Lunch and Learn participants complete a seven-week work experience program in a commercial kitchen, supported by accredited training in food safety and hands-on learning with a volunteer chef. They move between tasks, learn kitchen operations, and step into responsibility quickly.

“You see confidence build fast,” Novela says. “People are leading sessions within weeks.”

Cultural exchange is central. Recipes and traditions from different countries are shared across the benches, shaping menus that reflect the diversity of the group.

“Food carries memory,” Novela says. “And it connects people.”

Since February 2024, more than 55 participants have completed the program. 62 per cent have moved into employment, with others going on to further training or volunteering. All leave with experience, referees, and practical skills for hospitality and food service roles.

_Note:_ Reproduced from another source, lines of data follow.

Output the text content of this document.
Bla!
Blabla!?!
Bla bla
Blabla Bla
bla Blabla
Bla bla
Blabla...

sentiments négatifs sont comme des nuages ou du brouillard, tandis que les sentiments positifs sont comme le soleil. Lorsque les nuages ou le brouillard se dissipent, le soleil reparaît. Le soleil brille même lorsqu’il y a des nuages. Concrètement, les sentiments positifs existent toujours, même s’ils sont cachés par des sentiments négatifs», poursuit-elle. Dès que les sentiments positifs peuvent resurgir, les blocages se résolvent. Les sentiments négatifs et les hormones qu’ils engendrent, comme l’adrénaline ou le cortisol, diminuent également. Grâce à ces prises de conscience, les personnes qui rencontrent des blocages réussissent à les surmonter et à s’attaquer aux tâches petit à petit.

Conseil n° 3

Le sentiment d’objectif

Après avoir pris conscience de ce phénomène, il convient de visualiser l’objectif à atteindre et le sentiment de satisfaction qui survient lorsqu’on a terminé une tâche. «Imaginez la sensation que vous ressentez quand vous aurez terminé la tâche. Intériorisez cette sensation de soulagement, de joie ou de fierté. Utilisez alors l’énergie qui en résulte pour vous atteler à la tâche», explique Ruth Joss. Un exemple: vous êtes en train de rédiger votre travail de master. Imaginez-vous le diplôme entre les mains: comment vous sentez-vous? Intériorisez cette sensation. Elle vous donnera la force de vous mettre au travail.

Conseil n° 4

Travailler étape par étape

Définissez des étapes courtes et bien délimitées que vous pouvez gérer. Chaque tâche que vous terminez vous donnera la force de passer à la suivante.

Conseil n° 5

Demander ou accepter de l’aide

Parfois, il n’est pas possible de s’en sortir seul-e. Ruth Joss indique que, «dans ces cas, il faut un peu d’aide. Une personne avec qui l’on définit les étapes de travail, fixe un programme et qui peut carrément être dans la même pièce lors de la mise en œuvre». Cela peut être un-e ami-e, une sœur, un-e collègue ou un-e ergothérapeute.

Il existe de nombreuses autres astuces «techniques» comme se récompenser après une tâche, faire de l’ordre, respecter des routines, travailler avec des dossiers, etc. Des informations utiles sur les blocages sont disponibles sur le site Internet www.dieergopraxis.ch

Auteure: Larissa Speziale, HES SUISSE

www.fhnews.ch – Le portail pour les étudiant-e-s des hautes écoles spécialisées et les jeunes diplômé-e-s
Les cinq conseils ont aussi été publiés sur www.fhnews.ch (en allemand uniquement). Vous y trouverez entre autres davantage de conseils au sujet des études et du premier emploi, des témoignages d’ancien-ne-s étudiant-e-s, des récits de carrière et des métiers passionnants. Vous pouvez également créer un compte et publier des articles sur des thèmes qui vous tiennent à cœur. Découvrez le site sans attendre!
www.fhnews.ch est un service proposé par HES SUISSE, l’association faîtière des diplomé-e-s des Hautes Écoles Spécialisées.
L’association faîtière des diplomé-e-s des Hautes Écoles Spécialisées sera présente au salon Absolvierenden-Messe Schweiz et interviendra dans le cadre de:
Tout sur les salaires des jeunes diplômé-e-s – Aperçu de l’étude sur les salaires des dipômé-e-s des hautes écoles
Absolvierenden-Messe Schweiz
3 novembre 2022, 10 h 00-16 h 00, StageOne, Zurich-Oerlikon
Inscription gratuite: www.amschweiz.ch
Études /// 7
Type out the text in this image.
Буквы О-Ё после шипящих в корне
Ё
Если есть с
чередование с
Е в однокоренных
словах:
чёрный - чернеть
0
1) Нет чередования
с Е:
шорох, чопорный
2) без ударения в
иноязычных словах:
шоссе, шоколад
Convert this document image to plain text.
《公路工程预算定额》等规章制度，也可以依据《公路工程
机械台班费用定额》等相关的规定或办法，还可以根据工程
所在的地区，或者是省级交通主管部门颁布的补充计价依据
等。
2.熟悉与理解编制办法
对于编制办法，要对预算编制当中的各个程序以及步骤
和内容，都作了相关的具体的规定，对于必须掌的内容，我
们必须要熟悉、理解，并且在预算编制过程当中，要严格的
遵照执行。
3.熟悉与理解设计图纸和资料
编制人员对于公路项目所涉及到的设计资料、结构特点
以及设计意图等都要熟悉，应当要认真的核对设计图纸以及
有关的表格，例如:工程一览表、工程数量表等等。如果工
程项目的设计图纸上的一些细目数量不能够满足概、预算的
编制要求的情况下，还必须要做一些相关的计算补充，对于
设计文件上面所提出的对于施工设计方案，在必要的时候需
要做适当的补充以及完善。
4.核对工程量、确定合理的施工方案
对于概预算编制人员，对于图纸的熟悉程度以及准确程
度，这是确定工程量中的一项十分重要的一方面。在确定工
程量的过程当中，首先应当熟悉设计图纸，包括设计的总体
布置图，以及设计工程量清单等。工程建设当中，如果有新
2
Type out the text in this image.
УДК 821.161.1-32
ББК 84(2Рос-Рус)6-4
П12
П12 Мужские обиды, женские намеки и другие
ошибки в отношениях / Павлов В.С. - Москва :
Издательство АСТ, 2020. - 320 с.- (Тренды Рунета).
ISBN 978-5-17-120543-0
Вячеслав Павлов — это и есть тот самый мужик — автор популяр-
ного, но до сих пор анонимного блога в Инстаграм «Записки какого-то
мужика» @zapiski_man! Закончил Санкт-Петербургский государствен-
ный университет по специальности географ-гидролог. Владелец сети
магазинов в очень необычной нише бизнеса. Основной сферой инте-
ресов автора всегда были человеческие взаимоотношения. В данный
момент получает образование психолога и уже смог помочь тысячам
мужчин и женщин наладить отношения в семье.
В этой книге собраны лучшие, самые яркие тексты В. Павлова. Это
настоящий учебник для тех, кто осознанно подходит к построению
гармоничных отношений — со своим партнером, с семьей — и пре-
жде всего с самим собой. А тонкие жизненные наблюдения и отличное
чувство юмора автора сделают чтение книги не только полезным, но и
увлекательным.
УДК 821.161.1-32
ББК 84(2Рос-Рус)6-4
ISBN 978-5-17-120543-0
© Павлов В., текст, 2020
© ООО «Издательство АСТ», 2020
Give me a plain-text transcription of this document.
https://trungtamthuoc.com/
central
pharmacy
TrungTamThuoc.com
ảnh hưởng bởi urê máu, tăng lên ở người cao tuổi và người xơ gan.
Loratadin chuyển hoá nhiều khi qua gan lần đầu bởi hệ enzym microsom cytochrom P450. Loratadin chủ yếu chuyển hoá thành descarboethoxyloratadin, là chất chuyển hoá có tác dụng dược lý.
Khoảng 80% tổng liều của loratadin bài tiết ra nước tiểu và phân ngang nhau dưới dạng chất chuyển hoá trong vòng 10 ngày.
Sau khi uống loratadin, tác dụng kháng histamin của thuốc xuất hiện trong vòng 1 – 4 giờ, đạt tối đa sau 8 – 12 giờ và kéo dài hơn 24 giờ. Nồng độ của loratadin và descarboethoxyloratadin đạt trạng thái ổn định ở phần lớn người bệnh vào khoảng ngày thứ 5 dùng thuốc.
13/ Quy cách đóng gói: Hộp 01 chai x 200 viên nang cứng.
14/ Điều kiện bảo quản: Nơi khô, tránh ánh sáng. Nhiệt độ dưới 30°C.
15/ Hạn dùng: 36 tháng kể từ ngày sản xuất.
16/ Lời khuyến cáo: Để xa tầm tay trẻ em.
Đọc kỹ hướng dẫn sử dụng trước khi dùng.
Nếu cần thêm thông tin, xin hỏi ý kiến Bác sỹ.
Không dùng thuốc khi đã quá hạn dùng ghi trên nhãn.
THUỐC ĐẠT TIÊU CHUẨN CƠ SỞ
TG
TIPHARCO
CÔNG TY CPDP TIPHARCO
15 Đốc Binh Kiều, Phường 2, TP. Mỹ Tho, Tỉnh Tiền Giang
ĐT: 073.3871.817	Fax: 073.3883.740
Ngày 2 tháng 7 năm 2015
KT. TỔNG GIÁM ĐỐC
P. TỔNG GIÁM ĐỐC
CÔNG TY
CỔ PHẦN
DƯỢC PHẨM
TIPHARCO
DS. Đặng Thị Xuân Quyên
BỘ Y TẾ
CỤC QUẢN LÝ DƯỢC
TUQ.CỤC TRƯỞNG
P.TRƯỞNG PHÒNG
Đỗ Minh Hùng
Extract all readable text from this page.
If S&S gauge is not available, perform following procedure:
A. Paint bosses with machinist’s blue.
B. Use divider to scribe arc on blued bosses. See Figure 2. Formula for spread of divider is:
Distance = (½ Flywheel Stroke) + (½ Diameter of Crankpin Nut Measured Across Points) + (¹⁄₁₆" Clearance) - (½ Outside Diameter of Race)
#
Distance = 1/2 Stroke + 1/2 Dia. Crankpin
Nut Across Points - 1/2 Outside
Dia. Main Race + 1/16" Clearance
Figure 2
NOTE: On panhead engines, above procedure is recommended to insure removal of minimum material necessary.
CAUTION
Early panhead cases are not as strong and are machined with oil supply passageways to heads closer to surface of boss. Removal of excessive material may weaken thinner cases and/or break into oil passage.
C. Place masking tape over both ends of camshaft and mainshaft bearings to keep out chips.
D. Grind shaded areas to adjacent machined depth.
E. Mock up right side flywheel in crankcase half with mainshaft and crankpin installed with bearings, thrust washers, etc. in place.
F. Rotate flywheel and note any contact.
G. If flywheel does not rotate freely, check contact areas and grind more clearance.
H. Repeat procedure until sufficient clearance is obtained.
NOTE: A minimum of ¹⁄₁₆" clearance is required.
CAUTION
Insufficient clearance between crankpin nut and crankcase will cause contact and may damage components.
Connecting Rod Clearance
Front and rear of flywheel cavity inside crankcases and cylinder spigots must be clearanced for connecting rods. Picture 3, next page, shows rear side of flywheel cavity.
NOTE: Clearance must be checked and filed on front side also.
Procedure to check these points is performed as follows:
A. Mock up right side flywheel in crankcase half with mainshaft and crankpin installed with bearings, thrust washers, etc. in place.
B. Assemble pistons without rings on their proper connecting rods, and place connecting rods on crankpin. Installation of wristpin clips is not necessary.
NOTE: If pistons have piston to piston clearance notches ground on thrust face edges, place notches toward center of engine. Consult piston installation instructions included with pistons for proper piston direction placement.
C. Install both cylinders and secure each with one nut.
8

Just as often, they leave with something less measurable: routine, confidence, connection, and community. 

Growing into new places

As the program evolves, it is also expanding. Building on its work in Newtown, ASC is now growing Lunch and Learn into Western Sydney through a new Auburn-based model, increasing access for communities facing transport and geographic barriers.

“The need is there,” Novela says. “And the model is strong because it was built from real voices in the first place.”

What began as a small idea shaped by community feedback has become a steady, evolving program built on participation. Its success has already influenced similar initiatives in other organisations, showing how practical, lived experience-led models can travel further than their original setting.